В то же время «Поэма Воздуха» может быть прочитана как ликующая кода двух недавних поэм Цветаевой, адресованных Рильке, «Попытка комнаты» и «Новогоднее»: взятые вместе, эти три произведения как бы образуют единое сочинение, где последняя часть резюмирует и варьирует темы двух первых. В «Попытке комнаты», написанной, когда Рильке был еще жив, его болезнь и неизбежная скорая смерть вклиниваются между ним и Цветаевой, мешая им встретиться в этой жизни. Теперь, после его смерти все препятствия для встречи устранены. Двум поэтам не нужно больше конструировать физически реальную комнату, способную выдержать их потенциально взрывоопасную встречу; теперь их заветная мечта может реализоваться в союзе душ (о чем восторженно говорится в «Новогоднем»). Вот почему, когда в начале «Поэмы Воздуха» Цветаева чувствует за спиной присутствие манящего ее призрака Рильке, стены, пол, потолок ее комнаты начинают качаться: «Дверь <…> просто сошла б с петли / От силы присутствья / Заспинного <…> Пол – плыл. / Дверь кинулась в руку. / Мрак – чуточку отступил». В «Поэме Воздуха» разрушение физических структур свидетельствует уже не о том, что Рильке нет, а о том, что он есть и движет этим пространством.

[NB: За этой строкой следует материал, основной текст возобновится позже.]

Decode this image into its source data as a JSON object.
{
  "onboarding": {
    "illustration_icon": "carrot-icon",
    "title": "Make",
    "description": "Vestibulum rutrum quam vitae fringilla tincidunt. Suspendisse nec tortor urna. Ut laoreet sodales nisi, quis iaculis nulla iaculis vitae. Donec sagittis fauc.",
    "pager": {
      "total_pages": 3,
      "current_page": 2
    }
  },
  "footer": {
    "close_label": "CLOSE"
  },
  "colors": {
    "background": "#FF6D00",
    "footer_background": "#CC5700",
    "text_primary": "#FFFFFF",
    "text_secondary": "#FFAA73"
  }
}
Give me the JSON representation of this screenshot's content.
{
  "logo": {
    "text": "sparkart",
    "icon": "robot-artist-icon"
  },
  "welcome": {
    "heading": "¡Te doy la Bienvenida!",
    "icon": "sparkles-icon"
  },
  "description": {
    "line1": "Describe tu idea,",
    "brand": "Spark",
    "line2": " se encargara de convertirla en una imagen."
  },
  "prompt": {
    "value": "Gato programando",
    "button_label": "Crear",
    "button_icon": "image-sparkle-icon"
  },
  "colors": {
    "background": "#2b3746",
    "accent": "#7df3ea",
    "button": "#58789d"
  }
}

Как в «Попытке комнаты» абстрактные формы поэтической нотации замещают собой физические объекты, а потом, в «Новогоднем», уничтожают и самое смерть, так «Поэму Воздуха» отличает почти полное отсутствие референтной связи с какими бы то ни было аспектами привычного физического существования. Она предельно автореферентна и метапоэтична, что явлено уже в начальном двустишии: «Ну, вот и двустишье / Начальное. Первый гвоздь». Этот метафорический «гвоздь» сразу же сообщает о том, что поэтическое сооружение, к строительству которого приступает Цветаева, это (и здесь заключена ирония) предназначенный для нее же самой гроб – радостный, сияющий гроб, сооруженный из воздуха и голоса, гроб, который должен раз и навсегда доказать, что смерть, как она знает теперь, – это не горе и скорбь, а невиданное ликование. Смерть в самом деле составляет пункт назначения этого дерзкого полета фантазии, ведь топливом ему служит ни какая бы то ни было внешняя реальность, а собственное дыхание, голос, речь поэта, сгорающие в процессе этой поэтической левитации, так что, поднявшись ввысь, ей уже никогда не вернуться вспять. Метафоры, к которым прибегает Цветаева для описания этого процесса метафизического самосожжения, – это образы пробитого легкого, выпускающего последний воздух, и воздушного шара, израсходовавшего весь газ: «Отстрадано! / В каменном мешке / Легкого! <…> Дыра бездонная / Легкого, пораженного / Вечностью… <…> Отстрадано / В газовом мешке / Воздуха. Без компаса / Ввысь!». В одном месте поэмы Цветаева прямо говорит о суицидальном подтексте своей новой концепции творческого акта, сохраняя при этом некую «воздушность» настроения, лишь слегка тронутую иронией: «Но сплошное аэро – / Сам – зачем прибор? / <…> Но – сплошное легкое – / Сам – зачем петля / Мертвая?». Подобно тому, как поэт, в отличие от других смертных, способен парить без помощи летательных аппаратов, он способен также – подразумевает Цветаева – умереть, не прибегая к обычному снаряжению самоубийцы, поскольку поэзия сама по себе есть победная, поступательная, причиняемая самому себе смерть.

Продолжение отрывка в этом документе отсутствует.